US corporations are beginning to release figures on CEO pay for last year. Multi-million dollar packages are the norm in a year that saw the continued deterioration in the living conditions of the vast majority of the population.
Each of the top five executives at Wells Fargo at least doubled their compensation last year over 2008. The five men each received over $11 million in 2009, while Wells Fargo’s chief executive, John Stumpf, took home $21.3 million, far higher than his 2008 package of $8.8 million.
Mark Oman, the head of consumer business for Wells Fargo, nearly quadrupled his previous pay package to $13.5 million. Howard Atkins, the chief financial officer, received $11.6 million. The other Wells Fargo executives who received huge payouts were David Carroll, the head of the brokerage unit ($14.3 million), and David Hoyt, the head of wholesale banking ($13.5 million).
In December 2009, Wells Fargo announced that it would repay the $25 billion it received from the government as part of the Troubled Asset Relief Program. Like other banks, Wells Fargo has sought to repay its TARP assistance as quickly as possible in order to escape compensation restrictions put on banks that received “extraordinary assistance.”
Wells Fargo accepted the infusion of government funds in 2008. At the time, it also purchased its smaller rival, Wachovia, leaving Wells Fargo the fourth largest US bank by assets.
Other banks have yet to release proxy statements, but these will come out over the next several weeks.
Companies throughout the US are reporting multi-million dollar pay packages for their executives. A sampling includes: Texas Instruments CEO Rich Templeton ($9.8 million); IBM CEO Sam Palmisano ($21.2 million); insurance company Aflac CEO Daniel Amos ($13.2 million); nuclear power company Exelon CEO John Rowe ($12 million); Black & Decker CEO Nolan Archibald ($89 million, including a $45 million “cost synergy bonus” expected following a merger with Stanley Words); etc.
GMAC, previously the finance arm of General Motors, paid its CEO, Michael A. Carpenter, $1.2 million for a month and a half of work in 2009, amounting to a yearly compensation rate of $9.5 million. The big payout came despite the fact that GMAC has not been profitable since 2008. The company lost $10.3 billion last year, after posting a record loss in the fourth quarter of $3.7 billion.
Other executives did just as well for themselves. GMAC’s senior risk officer, Samuel Ramsey, took home $7.7 million. Robert Hull, the chief financial officer, was handed $4.9 million. The company said that the Obama administration’s compensation overseer, Kenneth Feinberg, approved its executive compensation packages.

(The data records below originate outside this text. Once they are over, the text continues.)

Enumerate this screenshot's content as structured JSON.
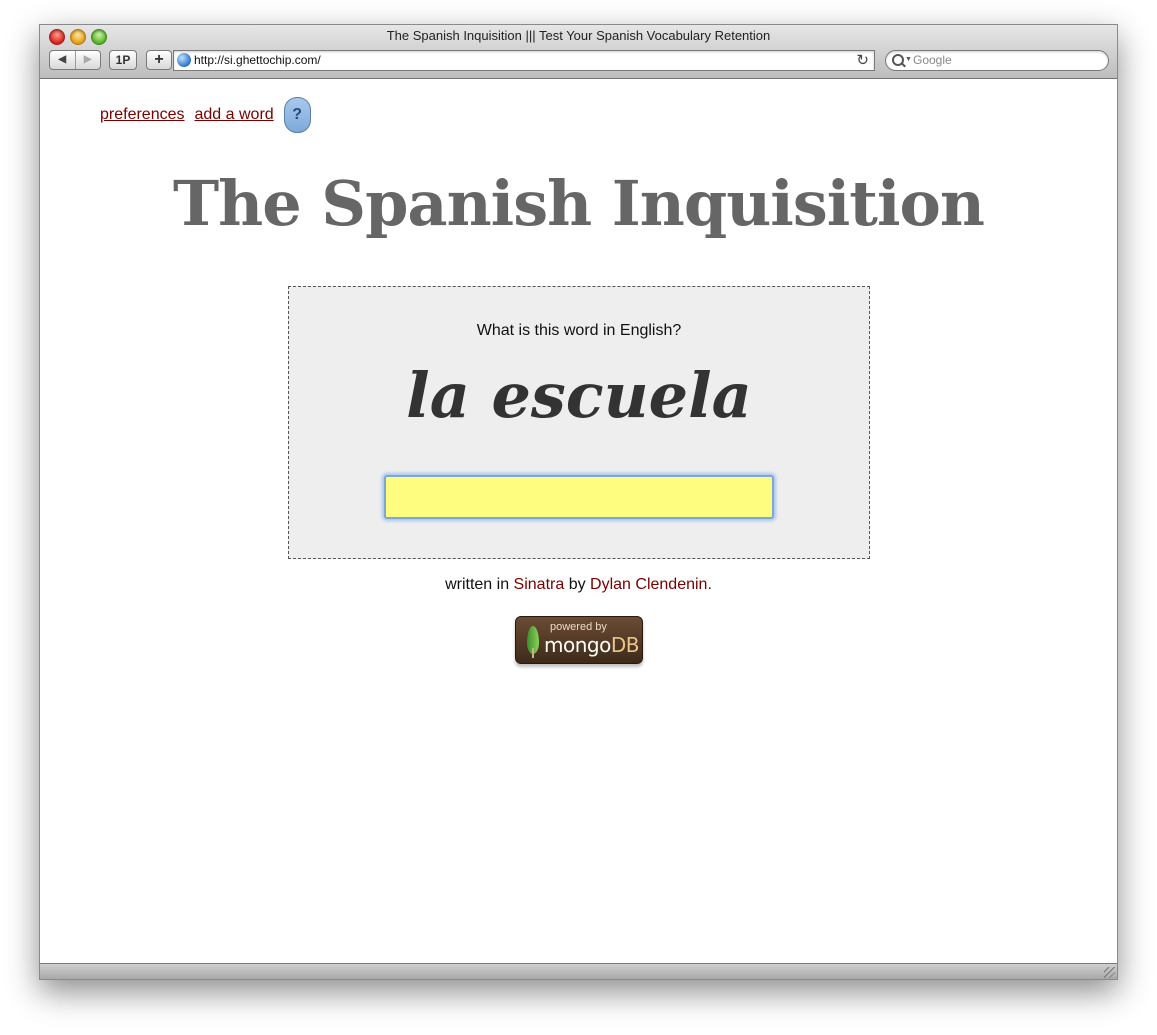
{
  "window": {
    "title": "The Spanish Inquisition ||| Test Your Spanish Vocabulary Retention"
  },
  "toolbar": {
    "back_label": "◀",
    "forward_label": "▶",
    "onepassword_label": "1P",
    "add_label": "+",
    "url": "http://si.ghettochip.com/",
    "reload_label": "↻",
    "search_placeholder": "Google"
  },
  "nav": {
    "preferences_label": "preferences",
    "add_word_label": "add a word",
    "help_label": "?"
  },
  "page": {
    "title": "The Spanish Inquisition"
  },
  "quiz": {
    "prompt": "What is this word in English?",
    "word": "la escuela",
    "answer_value": ""
  },
  "credits": {
    "prefix": "written in ",
    "framework": "Sinatra",
    "middle": " by ",
    "author": "Dylan Clendenin."
  },
  "badge": {
    "small_text": "powered by",
    "mongo_text": "mongo",
    "db_text": "DB"
  },
  "colors": {
    "link": "#7a0000",
    "title": "#666666",
    "input_bg": "#fffd80"
  }
}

Last week, the Wall Street Journal republished an overview of 2008 compensation for 200 major corporations. The figures give a taste of what is likely to come out as companies publish their proxy statements for 2009.
Among the 200 companies in the Wall Street Journal survey, 124 paid their chief executives over $10 million. Topping the list of highest-earning executives was Ray Irani of Occidental Petroleum, whose total income in 2008 amounted to over $200 million.
The Journal also reported various schemes by which companies are seeking to downplay the amount of money they gave to their executives in 2009. The article noted that companies are increasingly presenting their own, more modest, compensation-accounting formulas to the public, alongside those used to report compensation figures to the Securities Exchange Committee.
As one example, the Journal cited the case of John Lechleiter, CEO of pharmaceutical giant Eli Lilly & Co., who received $20.9 million last year according to SEC reports. However, the company is claiming publicly that it only paid him $15.9 million. In another example, Disney wrote in its proxy statement that it paid out $29 million to its CEO, Robert Iger, in 2009, but reported publicly that his compensation was $21.6 million.
These latest reports come in the wake of Barack Obama’s statement last month that he does not “begrudge” the bonuses of Goldman Sachs CEO Lloyd Blankfein and JPMorgan Chase CEO Jamie Dimon. Blankfein got a $9 million bonus lat year, while Dimon received $16 million. (Their total packages have not yet been released).
Obama defended the bonuses on the grounds that Blankfein and Dimon are “savvy businessmen.” This statement gave what amounted to official carte blanche for the multi-million-dollar bonuses paid to hundreds of other “savvy businessmen,” even as the government oversees a massive attack on the living conditions of the vast majority of the population.